How many ways can the top 5 teams be arranged in a league containing 21 teams? I'm not sure if this is permutation or combination. I think its combination, am I right?
Never mind, its permutation because it's the top 5 teams, right?
I agree, it is a permutation.
It's a permutation because you care about how they are ordered, not because they are the top five teams.
To determine the number of ways the top 5 teams can be arranged in a league containing 21 teams, we need to use permutations, not combinations. Permutations are used when order matters, while combinations are used when order does not matter.
In this case, the order of the top 5 teams does matter since the arrangement will affect their positions in the league.

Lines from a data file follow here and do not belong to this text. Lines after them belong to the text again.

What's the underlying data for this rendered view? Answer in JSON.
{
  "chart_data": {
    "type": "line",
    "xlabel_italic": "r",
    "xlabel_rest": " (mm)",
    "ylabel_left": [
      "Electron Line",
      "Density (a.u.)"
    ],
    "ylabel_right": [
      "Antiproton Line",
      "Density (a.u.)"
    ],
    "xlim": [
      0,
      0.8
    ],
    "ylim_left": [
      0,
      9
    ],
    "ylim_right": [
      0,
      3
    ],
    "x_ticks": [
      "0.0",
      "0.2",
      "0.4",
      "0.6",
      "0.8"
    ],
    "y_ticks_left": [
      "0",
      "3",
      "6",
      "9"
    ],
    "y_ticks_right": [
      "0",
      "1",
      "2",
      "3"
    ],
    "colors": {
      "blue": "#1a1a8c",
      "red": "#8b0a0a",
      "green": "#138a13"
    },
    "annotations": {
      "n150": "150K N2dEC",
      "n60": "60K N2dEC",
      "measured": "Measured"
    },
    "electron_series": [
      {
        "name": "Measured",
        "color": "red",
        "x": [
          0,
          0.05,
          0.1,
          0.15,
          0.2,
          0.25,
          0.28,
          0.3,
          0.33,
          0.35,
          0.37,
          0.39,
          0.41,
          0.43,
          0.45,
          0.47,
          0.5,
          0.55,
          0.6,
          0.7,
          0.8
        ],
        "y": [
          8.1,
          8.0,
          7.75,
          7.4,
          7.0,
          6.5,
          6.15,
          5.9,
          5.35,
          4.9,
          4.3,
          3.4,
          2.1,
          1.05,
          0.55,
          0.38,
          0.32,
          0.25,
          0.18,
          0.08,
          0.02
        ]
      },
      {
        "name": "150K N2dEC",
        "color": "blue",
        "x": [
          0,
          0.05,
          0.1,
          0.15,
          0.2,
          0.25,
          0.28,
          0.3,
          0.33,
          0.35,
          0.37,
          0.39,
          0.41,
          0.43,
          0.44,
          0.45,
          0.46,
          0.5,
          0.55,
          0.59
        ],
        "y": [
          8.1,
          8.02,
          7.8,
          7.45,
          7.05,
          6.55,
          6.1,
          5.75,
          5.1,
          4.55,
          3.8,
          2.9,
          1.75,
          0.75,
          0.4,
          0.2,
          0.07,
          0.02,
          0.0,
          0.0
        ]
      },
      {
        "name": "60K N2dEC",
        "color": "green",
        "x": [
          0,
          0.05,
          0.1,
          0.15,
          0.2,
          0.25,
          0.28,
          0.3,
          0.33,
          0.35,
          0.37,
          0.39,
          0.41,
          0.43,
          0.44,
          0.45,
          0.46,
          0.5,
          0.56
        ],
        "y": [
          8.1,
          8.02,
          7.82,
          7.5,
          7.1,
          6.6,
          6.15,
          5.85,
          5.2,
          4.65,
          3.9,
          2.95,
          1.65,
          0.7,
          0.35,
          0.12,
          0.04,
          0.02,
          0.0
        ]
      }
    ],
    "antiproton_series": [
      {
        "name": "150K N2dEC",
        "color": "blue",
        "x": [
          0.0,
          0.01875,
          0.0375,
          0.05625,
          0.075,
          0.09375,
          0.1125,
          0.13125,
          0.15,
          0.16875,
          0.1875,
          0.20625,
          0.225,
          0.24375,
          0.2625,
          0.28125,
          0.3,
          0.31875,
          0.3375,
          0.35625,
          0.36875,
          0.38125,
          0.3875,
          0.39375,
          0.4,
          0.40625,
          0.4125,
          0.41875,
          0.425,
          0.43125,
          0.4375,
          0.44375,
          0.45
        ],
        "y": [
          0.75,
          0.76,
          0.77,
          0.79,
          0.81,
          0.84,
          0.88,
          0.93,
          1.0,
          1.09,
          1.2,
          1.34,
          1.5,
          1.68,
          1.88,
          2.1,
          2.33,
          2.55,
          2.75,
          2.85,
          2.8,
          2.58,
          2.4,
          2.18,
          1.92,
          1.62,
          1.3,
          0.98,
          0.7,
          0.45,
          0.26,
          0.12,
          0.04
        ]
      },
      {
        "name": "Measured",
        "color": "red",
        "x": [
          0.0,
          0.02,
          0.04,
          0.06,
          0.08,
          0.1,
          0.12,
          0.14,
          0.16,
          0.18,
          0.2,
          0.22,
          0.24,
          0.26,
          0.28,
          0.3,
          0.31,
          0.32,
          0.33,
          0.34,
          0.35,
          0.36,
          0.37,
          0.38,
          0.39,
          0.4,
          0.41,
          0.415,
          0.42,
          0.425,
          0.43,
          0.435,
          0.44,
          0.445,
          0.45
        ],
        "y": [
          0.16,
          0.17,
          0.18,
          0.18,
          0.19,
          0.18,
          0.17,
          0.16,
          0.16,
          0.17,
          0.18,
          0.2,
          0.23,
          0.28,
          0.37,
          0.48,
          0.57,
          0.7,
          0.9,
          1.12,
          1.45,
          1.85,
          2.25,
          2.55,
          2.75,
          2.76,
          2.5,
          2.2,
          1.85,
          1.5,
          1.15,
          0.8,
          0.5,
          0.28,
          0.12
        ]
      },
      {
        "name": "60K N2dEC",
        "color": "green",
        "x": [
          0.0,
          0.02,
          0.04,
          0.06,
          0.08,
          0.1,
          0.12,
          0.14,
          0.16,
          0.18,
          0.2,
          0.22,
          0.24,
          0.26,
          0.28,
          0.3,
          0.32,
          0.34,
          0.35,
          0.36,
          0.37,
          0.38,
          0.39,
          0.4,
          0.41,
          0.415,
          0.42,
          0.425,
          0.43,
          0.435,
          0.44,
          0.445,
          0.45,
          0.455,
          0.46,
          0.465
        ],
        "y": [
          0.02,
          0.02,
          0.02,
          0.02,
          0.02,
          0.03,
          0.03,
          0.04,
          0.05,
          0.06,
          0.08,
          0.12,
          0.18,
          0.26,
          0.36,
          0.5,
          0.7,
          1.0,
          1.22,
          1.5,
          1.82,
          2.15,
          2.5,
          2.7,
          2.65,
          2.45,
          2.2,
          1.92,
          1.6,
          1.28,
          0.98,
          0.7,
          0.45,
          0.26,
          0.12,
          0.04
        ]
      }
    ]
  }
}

Therefore, we need to use permutations.
The formula for permutations is given by:
P(n, r) = n! / (n - r)!
where n is the total number of objects and r is the number of objects selected.
In this case, we want to find the number of ways to arrange 5 teams out of a total of 21 teams. So, the calculation is P(21, 5) which is:
P(21, 5) = 21! / (21 - 5)!
= 21! / 16!
= (21 * 20 * 19 * 18 * 17 * 16!) / 16!
= (21 * 20 * 19 * 18 * 17)
= 1,270,560
Therefore, there are 1,270,560 ways to arrange the top 5 teams in a league containing 21 teams.